Wanita Muda Ini Diiming-imingi Jadi Penari Kampung Bergaji Rp 4 Juta di Pulau-pulau, Perekrut Ditangkap Polda Kepri

Korban perdagangan orang saat menjalani pemeriksaan di Mapolda Kepri.(suryakepri.com/humas polda kepri)
Want create site?

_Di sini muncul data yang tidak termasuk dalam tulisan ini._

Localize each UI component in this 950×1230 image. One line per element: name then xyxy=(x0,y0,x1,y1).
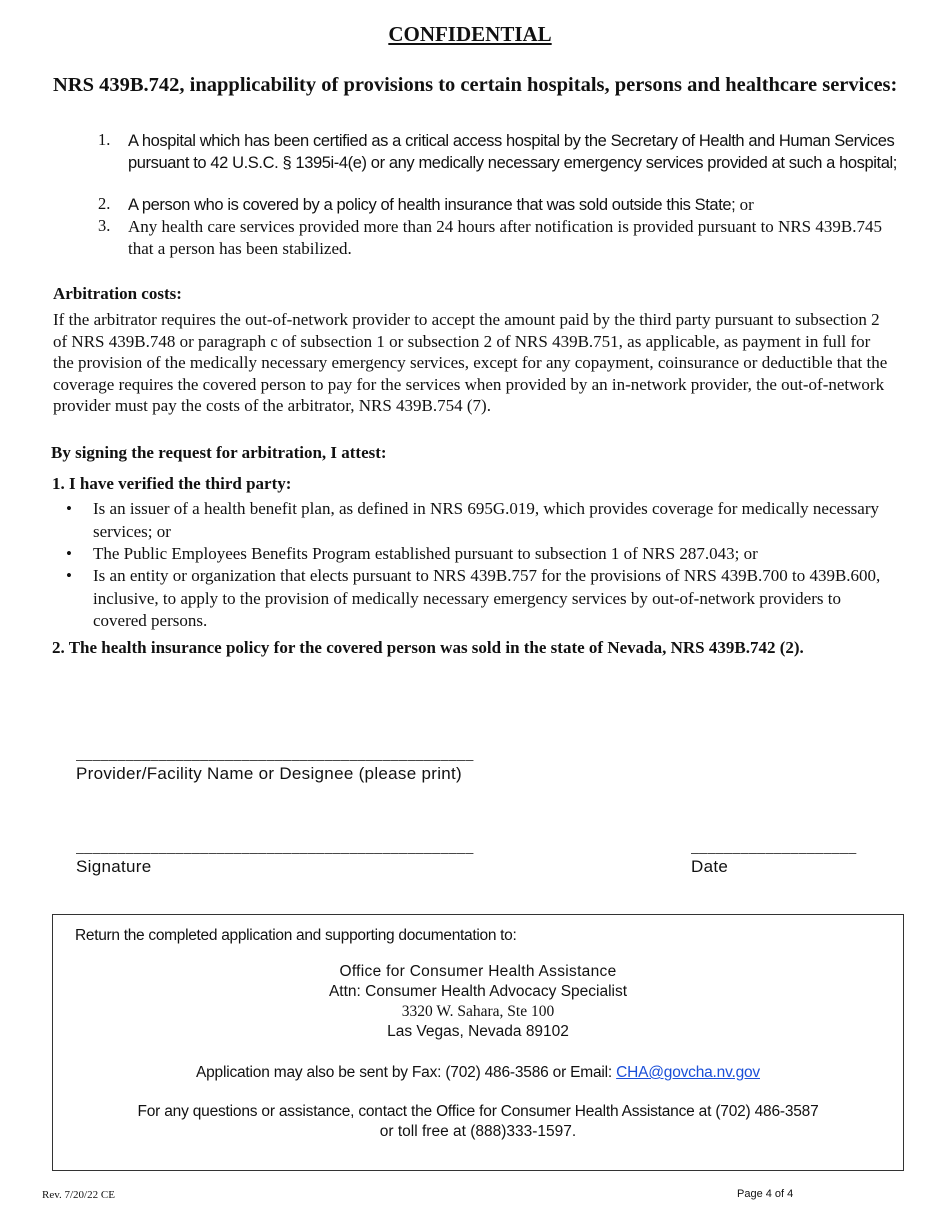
email-link[interactable]: CHA@govcha.nv.gov xyxy=(616,1064,760,1081)
date-line[interactable]: ____________________ xyxy=(691,838,857,854)
third-party-bullet-list xyxy=(66,498,886,633)
arbitration-costs-heading: Arbitration costs: xyxy=(53,284,182,303)
fax-email-line xyxy=(53,1064,903,1082)
list-item-text: Any health care services provided more than 24 hours after notification is provided pursuant to NRS 439B.745 that a person has been stabilized. xyxy=(128,217,882,258)
page-number: Page 4 of 4 xyxy=(737,1188,794,1200)
nrs-exemption-list xyxy=(98,130,898,260)
list-item-text xyxy=(128,194,898,217)
signature-line[interactable]: ________________________________________________ xyxy=(76,838,474,854)
bullet-icon: • xyxy=(66,499,72,518)
list-item-number: 1. xyxy=(98,130,111,149)
list-item-text-suffix: or xyxy=(735,195,754,214)
list-item-text: A hospital which has been certified as a critical access hospital by the Secretary of Health and Human Services pursuant to 42 U.S.C. § 1395i-4(e) or any medically necessary emergency services provided at such a hospital; xyxy=(128,132,897,172)
return-instructions-box xyxy=(52,914,904,1171)
signature-label: Signature xyxy=(76,857,152,876)
confidential-title: CONFIDENTIAL xyxy=(388,22,552,46)
bullet-text: Is an entity or organization that elects pursuant to NRS 439B.757 for the provisions of NRS 439B.700 to 439B.600, inclusive, to apply to the provision of medically necessary emergency services by out-of-network providers to covered persons. xyxy=(93,566,881,630)
list-item-text-main: A person who is covered by a policy of health insurance that was sold outside this State; xyxy=(128,196,736,214)
fax-text: Application may also be sent by Fax: (702) 486-3586 or Email: xyxy=(196,1064,612,1081)
bullet-text: The Public Employees Benefits Program established pursuant to subsection 1 of NRS 287.043; or xyxy=(93,544,758,563)
attest-heading: By signing the request for arbitration, I attest: xyxy=(51,443,387,462)
bullet-icon: • xyxy=(66,544,72,563)
date-label: Date xyxy=(691,857,729,876)
questions-line-1: For any questions or assistance, contact the Office for Consumer Health Assistance at (702) 486-3587 xyxy=(137,1103,819,1120)
city-state-zip: Las Vegas, Nevada 89102 xyxy=(387,1023,569,1040)
office-name: Office for Consumer Health Assistance xyxy=(339,963,617,980)
attest-item-2: 2. The health insurance policy for the covered person was sold in the state of Nevada, NRS 439B.742 (2). xyxy=(52,638,804,657)
nrs-section-heading: NRS 439B.742, inapplicability of provisions to certain hospitals, persons and healthcare services: xyxy=(53,74,898,96)
list-item-number: 2. xyxy=(98,194,111,213)
street-address: 3320 W. Sahara, Ste 100 xyxy=(401,1003,555,1020)
attest-item-1: 1. I have verified the third party: xyxy=(52,474,292,493)
questions-line-2: or toll free at (888)333-1597. xyxy=(379,1123,577,1140)
revision-footer: Rev. 7/20/22 CE xyxy=(42,1189,115,1201)
list-item-number: 3. xyxy=(98,216,111,235)
return-intro-text: Return the completed application and supporting documentation to: xyxy=(75,927,517,944)
bullet-icon: • xyxy=(66,566,72,585)
provider-name-line[interactable]: ________________________________________________ xyxy=(76,745,474,761)
attn-line: Attn: Consumer Health Advocacy Specialist xyxy=(328,983,628,1000)
provider-name-label: Provider/Facility Name or Designee (please print) xyxy=(76,764,463,783)
arbitration-costs-paragraph: If the arbitrator requires the out-of-network provider to accept the amount paid by the third party pursuant to subsection 2 of NRS 439B.748 or paragraph c of subsection 1 or subsection 2 of NRS 439B.751, as applicable, as payment in full for the provision of the medically necessary emergency services, except for any copayment, coinsurance or deductible that the coverage requires the covered person to pay for the services when provided by an in-network provider, the out-of-network provider must pay the costs of the arbitrator, NRS 439B.754 (7). xyxy=(53,310,888,415)
bullet-text: Is an issuer of a health benefit plan, as defined in NRS 695G.019, which provides coverage for medically necessary services; or xyxy=(93,499,880,541)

With Free visual composer you can do it easy.

BATAM, SURYAKEPRI.COM – Seorang tersangka Inisial MR diamankan oleh Subdit IV Ditreskrimum Polda Kepri diduga telah melakukan tindak pidana perdagangan orang.

Ia mempekerjakan secara melanggar hukum terhadap korbannya untuk menjadi penari kampung dan diiming-imingi gaji relatif lumayan setara dengan UMK di Batam.

Kabid Humas Polda Kepri Kombes Pol Harry Goldenhardt S, S.IK, MSi, didampingi Dir Reskrimum Polda Kepri Kombes Pol Arie Dharmanto, S.Sos., S.Ik dalam rilis yang diterima Suryakepri.com, Sabtu (1/8/20) kasus ini masih dalam pengembangan.

Baca:Petugas KPU Batam Digigit Anjing Cua-Cua saat Coklit Data Pemilih untuk Pilkada

Baca:3 Shio Ini Frustasi Diterpa Kesulitan

Baca:Keuangan Zodiak yang Untung Banyak Lusa, Bersiap 7 Zodiak Rezeki Bertambah

Kabid Humas Polda Kepri mengatakan kronologis berawal pada pertengahan Bulan Juli 2020 korban Inisial VS yang berada di Kota Tanjungpinang, mencari pekerjaan melalui media sosial Facebook dengan akun “LOWONGAN KERJA BATAM”.

Di akun tersebut korban menemukan adanya lowongan kerja sebagai penari, penyanyi buat acara nikahan, festival, imlek, dan acara Agustusan.

Selanjutnya korban menghubungi nomor handphone yang tertera di dalam postingan tersebut dengan pemilik nomor atas nama tersangka inisial MR.

Tersangka tindak pidana perdagangan orang ditangkap jajaran Polda Kepri, Jumat.(suryakepri.com/ist)

Kabid Humas Polda Kepri Kombes Pol Harry Goldenhardt S., S.IK., M.Si, menuturkan, setelah korban berkomunikasi dengan MR, terjadilah negosiasi bahwa untuk pekerjaan tersebut digaji sebesar Rp. 4.000.000 per bulannya.

Did you find apk for android? You can find new Free Android Games and apps.